I expect you to warm up on the way to rehearsal.  We will warm up at rehearsal most of the time, but if you’ve got your voice ready to go, the rehearsal warm up will go a long way toward building your ear, too.

I expect you to go home and learn your parts. You learned a song for your audition without any help or coaching from me. Once you’re familiar with how the song goes from rehearsal, you should do the same for your part.

I expect you to ask questions. If you have a question in rehearsal that may be relevant to others, then you have done us all a favor by pointing it out. If you need something from me between rehearsals, please email me, text me, or just ask me after rehearsal.

I expect you to monologue your music.  Musical theatre is about dialogue that is so powerful that it breaks out of speech into song.  If you don’t practice the dialogue as dialogue first, it will be an inconsequential string of words set to pitches.

I expect you to use your music, not your script.  Your script has words that you will learn and make powerful, but nothing in the script will reinforce the pitch or the rhythm.  Music notation is nothing more than symbols on a graph, and it can be learned simply.  (I can help you.  For tips on learning your music, click here: Learn It Fast)

I expect you to make notes in your music. The scores we get are transcriptions, but they’re also condensed.  They are just suggestions.  I am going to voice those parts to make it the easiest I can for you and to make our group sound better.

I expect you to trust me, or at least to learn to trust me over time. My job is to make you sound good individually and with the group and never ask you to do anything that will hurt you or make you sound bad.

I expect you to take care of your voice. You know the things that make you hoarse (extended yelling, lack of sleep, abusing your body) and your sick or absent voice doesn’t help us in rehearsal.

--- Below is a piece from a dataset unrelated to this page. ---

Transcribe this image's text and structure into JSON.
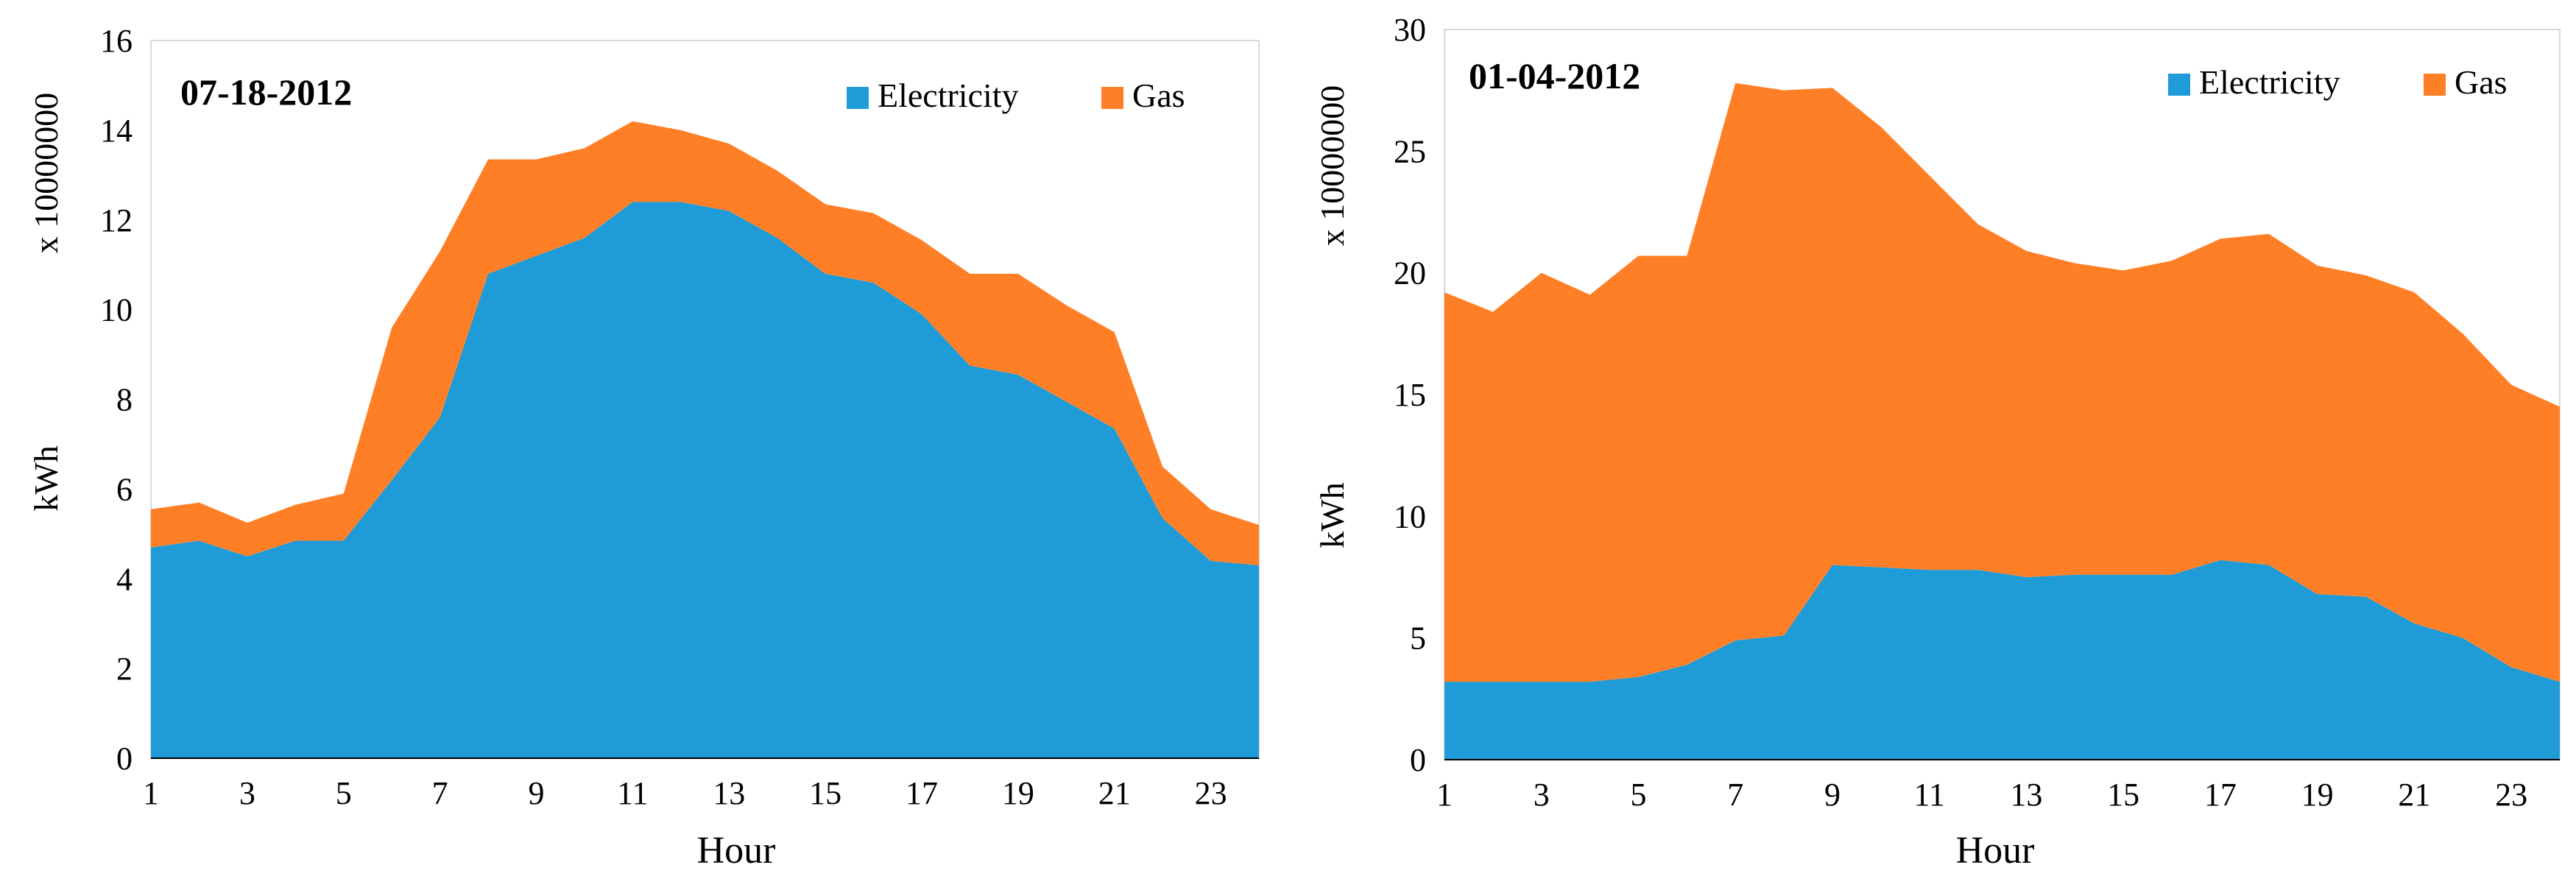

I expect you to practice. You should sing every day, whether it’s the music from the show or Taylor Swift. Strengthening any part of your body requires that you attend to it every day.

I expect you to stay away from the original cast recording of this show. You are not Sutton Foster, and I thank the good Lord that you are you instead. I want to hear your voice and your interpretation. If I want to hear her, I’ll listen to her. I will also give you direction that will not line up with those recordings.

I expect you to learn something from this, whether it’s your first show or your hundredth.

I’m glad you’re here. Your audition made me want to work with you.  Don’t ever forget that.